Popstar is a 2005 American film directed by Richard Gabai and written by Timothy Barton. The direct-to-video film features singer Aaron Carter in his only lead role with Alana Austin, Kimberly Kevon Williams, Adrianne Palicki, Tracy Scoggins, Leif Garett, Vanessa Angel, Stella Stevens, Tom Bosley and David Cassidy in his final film. It also featured Lou Pearlman's final performance before his prison sentence in 2008 and later death eight years later. The premiere was held in The Woodlands, Texas.
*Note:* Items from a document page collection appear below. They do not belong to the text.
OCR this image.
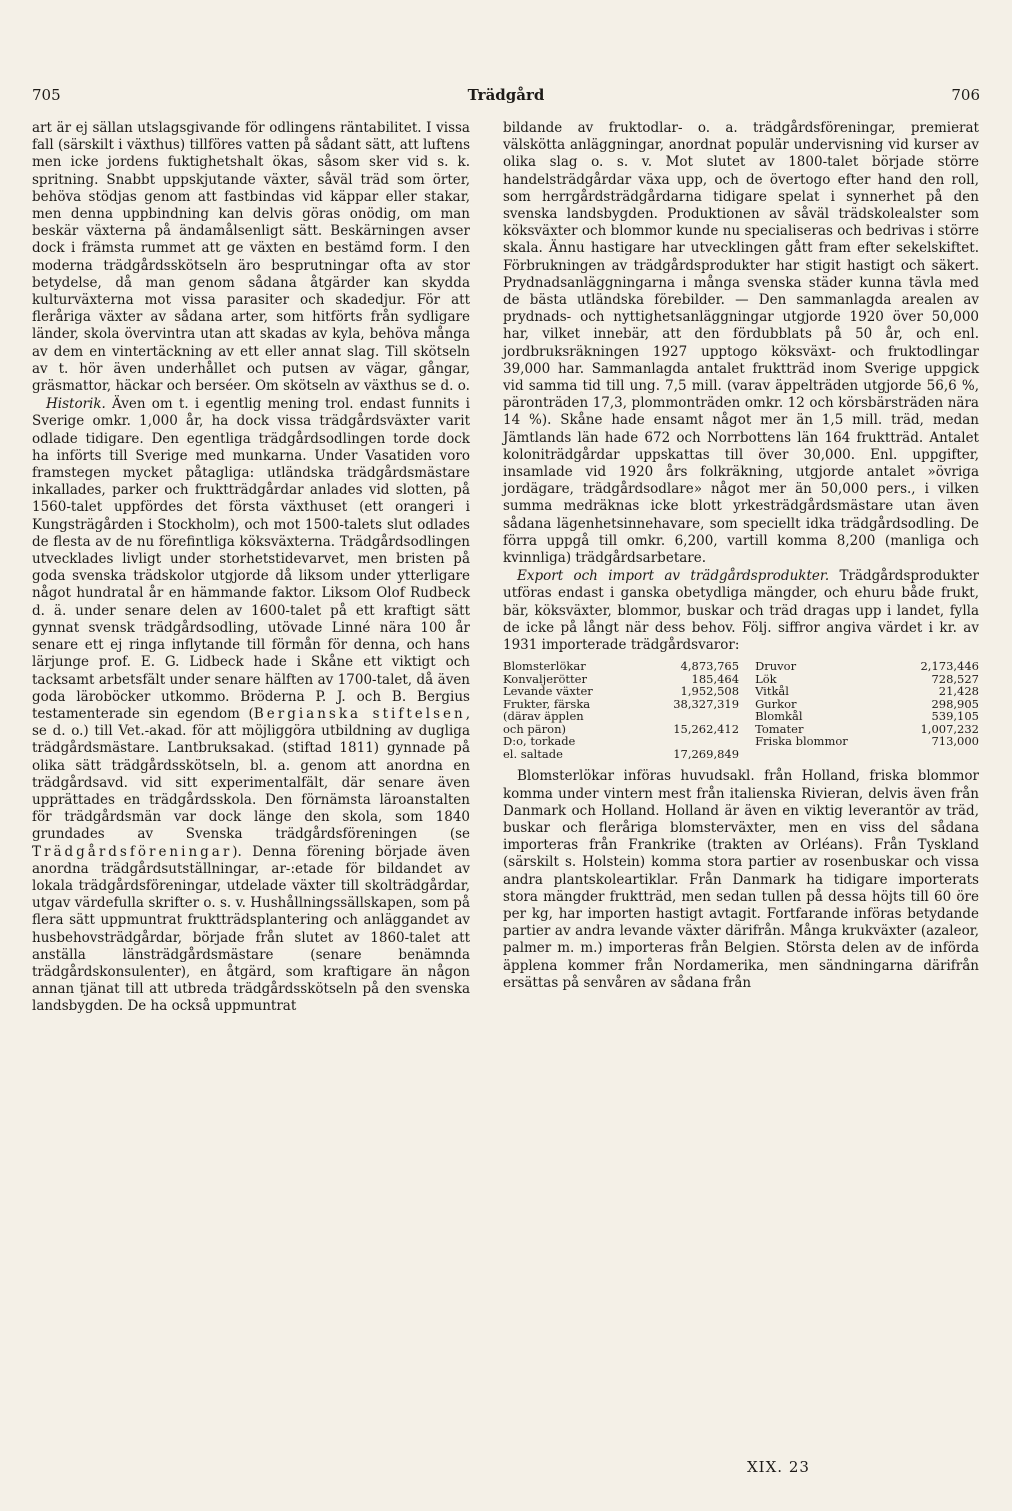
705	Trädgård	706

art är ej sällan utslagsgivande för odlingens räntabilitet. I vissa fall (särskilt i växthus) tillföres vatten på sådant sätt, att luftens men icke jordens fuktighetshalt ökas, såsom sker vid s. k. spritning. Snabbt uppskjutande växter, såväl träd som örter, behöva stödjas genom att fastbindas vid käppar eller stakar, men denna uppbindning kan delvis göras onödig, om man beskär växterna på ändamålsenligt sätt. Beskärningen avser dock i främsta rummet att ge växten en bestämd form. I den moderna trädgårdsskötseln äro besprutningar ofta av stor betydelse, då man genom sådana åtgärder kan skydda kulturväxterna mot vissa parasiter och skadedjur. För att fleråriga växter av sådana arter, som hitförts från sydligare länder, skola övervintra utan att skadas av kyla, behöva många av dem en vintertäckning av ett eller annat slag. Till skötseln av t. hör även underhållet och putsen av vägar, gångar, gräsmattor, häckar och berséer. Om skötseln av växthus se d. o.

Historik. Även om t. i egentlig mening trol. endast funnits i Sverige omkr. 1,000 år, ha dock vissa trädgårdsväxter varit odlade tidigare. Den egentliga trädgårdsodlingen torde dock ha införts till Sverige med munkarna. Under Vasatiden voro framstegen mycket påtagliga: utländska trädgårdsmästare inkallades, parker och fruktträdgårdar anlades vid slotten, på 1560-talet uppfördes det första växthuset (ett orangeri i Kungsträgården i Stockholm), och mot 1500-talets slut odlades de flesta av de nu förefintliga köksväxterna. Trädgårdsodlingen utvecklades livligt under storhetstidevarvet, men bristen på goda svenska trädskolor utgjorde då liksom under ytterligare något hundratal år en hämmande faktor. Liksom Olof Rudbeck d. ä. under senare delen av 1600-talet på ett kraftigt sätt gynnat svensk trädgårdsodling, utövade Linné nära 100 år senare ett ej ringa inflytande till förmån för denna, och hans lärjunge prof. E. G. Lidbeck hade i Skåne ett viktigt och tacksamt arbetsfält under senare hälften av 1700-talet, då även goda läroböcker utkommo. Bröderna P. J. och B. Bergius testamenterade sin egendom (Bergianska stiftelsen, se d. o.) till Vet.-akad. för att möjliggöra utbildning av dugliga trädgårdsmästare. Lantbruksakad. (stiftad 1811) gynnade på olika sätt trädgårdsskötseln, bl. a. genom att anordna en trädgårdsavd. vid sitt experimentalfält, där senare även upprättades en trädgårdsskola. Den förnämsta läroanstalten för trädgårdsmän var dock länge den skola, som 1840 grundades av Svenska trädgårdsföreningen (se Trädgårdsföreningar). Denna förening började även anordna trädgårdsutställningar, ar-:etade för bildandet av lokala trädgårdsföreningar, utdelade växter till skolträdgårdar, utgav värdefulla skrifter o. s. v. Hushållningssällskapen, som på flera sätt uppmuntrat fruktträdsplantering och anläggandet av husbehovsträdgårdar, började från slutet av 1860-talet att anställa länsträdgårdsmästare (senare benämnda trädgårdskonsulenter), en åtgärd, som kraftigare än någon annan tjänat till att utbreda trädgårdsskötseln på den svenska landsbygden. De ha också uppmuntrat

bildande av fruktodlar- o. a. trädgårdsföreningar, premierat välskötta anläggningar, anordnat populär undervisning vid kurser av olika slag o. s. v. Mot slutet av 1800-talet började större handelsträdgårdar växa upp, och de övertogo efter hand den roll, som herrgårdsträdgårdarna tidigare spelat i synnerhet på den svenska landsbygden. Produktionen av såväl trädskolealster som köksväxter och blommor kunde nu specialiseras och bedrivas i större skala. Ännu hastigare har utvecklingen gått fram efter sekelskiftet. Förbrukningen av trädgårdsprodukter har stigit hastigt och säkert. Prydnadsanläggningarna i många svenska städer kunna tävla med de bästa utländska förebilder. — Den sammanlagda arealen av prydnads- och nyttighetsanläggningar utgjorde 1920 över 50,000 har, vilket innebär, att den fördubblats på 50 år, och enl. jordbruksräkningen 1927 upptogo köksväxt- och fruktodlingar 39,000 har. Sammanlagda antalet fruktträd inom Sverige uppgick vid samma tid till ung. 7,5 mill. (varav äppelträden utgjorde 56,6 %, päronträden 17,3, plommonträden omkr. 12 och körsbärsträden nära 14 %). Skåne hade ensamt något mer än 1,5 mill. träd, medan Jämtlands län hade 672 och Norrbottens län 164 fruktträd. Antalet koloniträdgårdar uppskattas till över 30,000. Enl. uppgifter, insamlade vid 1920 års folkräkning, utgjorde antalet »övriga jordägare, trädgårdsodlare» något mer än 50,000 pers., i vilken summa medräknas icke blott yrkesträdgårdsmästare utan även sådana lägenhetsinnehavare, som speciellt idka trädgårdsodling. De förra uppgå till omkr. 6,200, vartill komma 8,200 (manliga och kvinnliga) trädgårdsarbetare.

Export och import av trädgårdsprodukter. Trädgårdsprodukter utföras endast i ganska obetydliga mängder, och ehuru både frukt, bär, köksväxter, blommor, buskar och träd dragas upp i landet, fylla de icke på långt när dess behov. Följ. siffror angiva värdet i kr. av 1931 importerade trädgårdsvaror:

Blomsterlökar	4,873,765	Druvor	2,173,446
Konvaljerötter	185,464	Lök	728,527
Levande växter	1,952,508	Vitkål	21,428
Frukter, färska	38,327,319	Gurkor	298,905
(därav äpplen		Blomkål	539,105
och päron)	15,262,412	Tomater	1,007,232
D:o, torkade		Friska blommor	713,000
el. saltade	17,269,849		

Blomsterlökar införas huvudsakl. från Holland, friska blommor komma under vintern mest från italienska Rivieran, delvis även från Danmark och Holland. Holland är även en viktig leverantör av träd, buskar och fleråriga blomsterväxter, men en viss del sådana importeras från Frankrike (trakten av Orléans). Från Tyskland (särskilt s. Holstein) komma stora partier av rosenbuskar och vissa andra plantskoleartiklar. Från Danmark ha tidigare importerats stora mängder fruktträd, men sedan tullen på dessa höjts till 60 öre per kg, har importen hastigt avtagit. Fortfarande införas betydande partier av andra levande växter därifrån. Många krukväxter (azaleor, palmer m. m.) importeras från Belgien. Största delen av de införda äpplena kommer från Nordamerika, men sändningarna därifrån ersättas på senvåren av sådana från

XIX. 23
Popstar was filmed in Calabasas, California, at A.C. Stelle Middle School and the Commons.

==Plot==
Jane Brighton (Alana Austin) is a high school math whiz obsessed with J.D. McQueen (Aaron Carter), a teen music sensation whose parents have sent him back to public high school to improve his declining grades. J.D. risks missing a critical summer tour that could ruin his musical career. To get help with math, he builds a relationship with Jane.

==Cast==
- Aaron Carter as J.D. McQueen
- Alana Austin as Jane Brighton
- Nicki Foxx as London
- David Cassidy as Grant
- Kimberly Kevon Williams as Abby Banks
- Adrianne Palicki as Whitney Addison
- Mary Elise Hayden as Bobette
- Deena Dill as Faith Brighton
- Andrew Stevens as Professor Brighton
- Natalia Livingston as Mary Brighton
- Leif Garrett as Janitor
- Tracy Scoggins as Judy McQueen
- Vanessa Angel as Diane
- Tom Bosley as Harvey
- Rachel Thorp as Samantha Brighton
- Rick Thomas as Mr. Overton
- Lou Pearlman as Spectator (uncredited)

==Soundtrack==
The Popstar soundtrack was released October 18, 2005, and features Carter in "Saturday Night" (live), "Enuff Of Me", "I Want Candy" (live), "One Better" (live), and "Do You Remember" (live).